Actualmente, existen unos 1.400 genes relacionados con el metabolismo de fármacos y, de ellos, los más importantes son los genes de la familia citocromo P450 o CYP, que son responsables del metabolismo de un 90% de los fármacos que se consumen habitualmente.

FÁRMACOS

Dentro de esta familia, el llamado CYP2D6 es particularmente importante para el metabolismo hepático de la inmensa mayoría de los fármacos y psicofármacos que se usan en la enfermedad de Alzheimer.

Los últimos estudios desarrollados por EuroEspes sobre la distribución de los genotipos CYP2D6 en pacientes de Alzheimer españoles muestran que un porcentaje de la población, aproximadamente el 15%, es portador de un defecto genético responsable de la mala respuesta a los fármacos inhibidores de la colinesterasa.

De ellos, un 9,03% cuenta con un «pobre» metabolismo de los inhibidores de la colinesterasa, dando lugar a efectos secundarios incluso cuando el fármaco se administra en dosis bajas, mientras que el otro 7,10% presenta un metabolismo «ultrarrápido» y requiere dosis más altas de estos fármacos para alcanzar el umbral de respuesta terapéutica necesario.
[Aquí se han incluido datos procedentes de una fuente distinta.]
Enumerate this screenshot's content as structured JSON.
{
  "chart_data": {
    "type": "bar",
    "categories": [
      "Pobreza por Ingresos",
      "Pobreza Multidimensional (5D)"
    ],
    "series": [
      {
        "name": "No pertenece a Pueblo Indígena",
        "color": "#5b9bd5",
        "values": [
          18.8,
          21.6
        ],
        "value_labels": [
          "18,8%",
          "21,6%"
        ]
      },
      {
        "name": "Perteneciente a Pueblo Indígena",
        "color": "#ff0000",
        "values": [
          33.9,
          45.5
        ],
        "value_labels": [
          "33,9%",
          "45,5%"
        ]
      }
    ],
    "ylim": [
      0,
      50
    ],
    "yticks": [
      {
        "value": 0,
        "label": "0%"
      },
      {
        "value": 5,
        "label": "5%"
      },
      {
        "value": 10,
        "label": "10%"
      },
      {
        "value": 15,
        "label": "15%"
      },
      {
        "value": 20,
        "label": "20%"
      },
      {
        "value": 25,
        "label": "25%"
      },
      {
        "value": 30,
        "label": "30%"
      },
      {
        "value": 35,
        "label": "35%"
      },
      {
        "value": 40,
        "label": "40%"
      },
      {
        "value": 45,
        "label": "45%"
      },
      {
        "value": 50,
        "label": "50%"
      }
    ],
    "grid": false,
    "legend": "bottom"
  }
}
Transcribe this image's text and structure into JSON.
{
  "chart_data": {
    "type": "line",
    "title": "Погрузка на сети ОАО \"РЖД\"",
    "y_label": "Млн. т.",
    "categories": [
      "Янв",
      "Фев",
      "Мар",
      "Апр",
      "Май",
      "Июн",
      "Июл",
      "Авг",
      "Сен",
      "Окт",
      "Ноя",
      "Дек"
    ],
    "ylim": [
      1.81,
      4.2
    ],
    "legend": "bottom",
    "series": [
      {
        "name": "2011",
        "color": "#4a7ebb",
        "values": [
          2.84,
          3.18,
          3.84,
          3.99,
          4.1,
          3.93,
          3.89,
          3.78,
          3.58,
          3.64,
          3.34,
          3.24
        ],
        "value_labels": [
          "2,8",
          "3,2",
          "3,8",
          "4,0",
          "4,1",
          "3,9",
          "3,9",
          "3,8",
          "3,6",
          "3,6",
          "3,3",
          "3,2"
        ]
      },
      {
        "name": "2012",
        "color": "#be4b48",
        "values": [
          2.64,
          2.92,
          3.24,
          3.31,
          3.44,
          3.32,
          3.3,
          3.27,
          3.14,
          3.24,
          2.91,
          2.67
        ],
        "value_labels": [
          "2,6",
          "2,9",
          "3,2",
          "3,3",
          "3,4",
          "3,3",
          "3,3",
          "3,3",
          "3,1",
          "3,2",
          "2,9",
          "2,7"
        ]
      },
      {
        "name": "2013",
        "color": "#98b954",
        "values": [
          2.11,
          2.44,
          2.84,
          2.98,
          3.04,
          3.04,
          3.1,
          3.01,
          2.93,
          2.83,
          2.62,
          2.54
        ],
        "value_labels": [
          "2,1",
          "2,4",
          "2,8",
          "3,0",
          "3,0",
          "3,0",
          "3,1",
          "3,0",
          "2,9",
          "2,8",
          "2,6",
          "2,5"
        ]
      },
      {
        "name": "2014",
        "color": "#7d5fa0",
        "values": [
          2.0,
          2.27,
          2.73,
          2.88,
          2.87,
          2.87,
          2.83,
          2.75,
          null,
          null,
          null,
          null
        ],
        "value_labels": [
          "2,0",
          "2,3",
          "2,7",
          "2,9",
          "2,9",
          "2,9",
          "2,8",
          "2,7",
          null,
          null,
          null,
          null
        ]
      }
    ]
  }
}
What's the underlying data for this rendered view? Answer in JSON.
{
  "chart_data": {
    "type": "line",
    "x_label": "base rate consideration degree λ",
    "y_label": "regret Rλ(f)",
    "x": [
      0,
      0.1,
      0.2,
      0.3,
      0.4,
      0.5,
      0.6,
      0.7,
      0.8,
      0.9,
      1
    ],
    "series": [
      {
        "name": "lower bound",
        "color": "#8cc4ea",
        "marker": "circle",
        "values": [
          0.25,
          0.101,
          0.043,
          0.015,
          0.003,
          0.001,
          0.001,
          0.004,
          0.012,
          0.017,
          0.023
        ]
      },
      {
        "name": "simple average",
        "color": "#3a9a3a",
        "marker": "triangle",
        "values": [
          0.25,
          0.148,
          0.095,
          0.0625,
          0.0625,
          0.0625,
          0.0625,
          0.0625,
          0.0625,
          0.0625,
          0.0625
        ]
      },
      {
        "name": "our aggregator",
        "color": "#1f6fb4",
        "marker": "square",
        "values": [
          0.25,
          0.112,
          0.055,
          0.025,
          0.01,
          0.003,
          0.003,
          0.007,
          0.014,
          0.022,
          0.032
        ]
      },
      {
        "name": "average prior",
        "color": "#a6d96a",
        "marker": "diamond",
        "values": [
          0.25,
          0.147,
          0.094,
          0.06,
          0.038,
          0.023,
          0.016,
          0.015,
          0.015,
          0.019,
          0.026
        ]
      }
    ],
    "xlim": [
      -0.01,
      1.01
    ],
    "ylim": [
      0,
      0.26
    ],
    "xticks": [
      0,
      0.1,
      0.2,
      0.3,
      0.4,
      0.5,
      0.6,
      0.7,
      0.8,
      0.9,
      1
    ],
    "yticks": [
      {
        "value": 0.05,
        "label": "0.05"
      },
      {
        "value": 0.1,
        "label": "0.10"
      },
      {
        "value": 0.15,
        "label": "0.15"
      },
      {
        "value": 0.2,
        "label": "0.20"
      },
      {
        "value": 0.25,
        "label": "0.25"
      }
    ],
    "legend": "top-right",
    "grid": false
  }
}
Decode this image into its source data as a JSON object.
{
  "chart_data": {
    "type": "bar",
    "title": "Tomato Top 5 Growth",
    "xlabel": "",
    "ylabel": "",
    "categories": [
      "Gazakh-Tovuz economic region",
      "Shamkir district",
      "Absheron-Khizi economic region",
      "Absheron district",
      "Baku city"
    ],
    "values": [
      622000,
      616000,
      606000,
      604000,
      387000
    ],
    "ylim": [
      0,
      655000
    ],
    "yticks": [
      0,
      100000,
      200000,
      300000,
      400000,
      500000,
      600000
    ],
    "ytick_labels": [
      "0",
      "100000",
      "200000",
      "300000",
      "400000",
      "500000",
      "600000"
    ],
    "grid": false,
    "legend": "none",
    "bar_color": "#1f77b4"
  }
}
Además, las investigaciones de EuroEspes demuestran que la terapia combinada de varios fármacos es más eficaz que la monoterapia. Según el Dr. Cacabelos, es muy difícil que una sóla molécula sea capaz de revertir los múltiples procesos que intervienen en el origen y evolución de la enfermedad de Alzheimer.

EFECTOS SECUNDARIOS

El doctor Cacabelos destacó que estudiar la influencia que tienen estos genes en la respuesta a los fármacos que tratan el Alzheimer puede contribuir a desarrollar estrategias de prevención y medicamentos a la medida del paciente, más eficaces y seguros, y reducir efectos secundarios.

Para el doctor Cacabelos, resulta necesario establecer protocolos preventivos para la población de riesgo, sobre todo los descendientes directos de las personas que tienen demencia, y promover estudios de farmacogenómica que posibiliten el desarrollo de nuevos fármacos para optimizar el tratamiento y reducir sus efectos indeseados.

«El binomio farmacogenética-farmacogenómica nos permite optimizar el tratamiento para dar el medicamento adecuado a la persona adecuada en la dosis correcta, evitando con ello los efectos secundarios y gastos innecesarios para el ciudadano y para los fondos estatales dedicados a sanidad», concluyó el científico.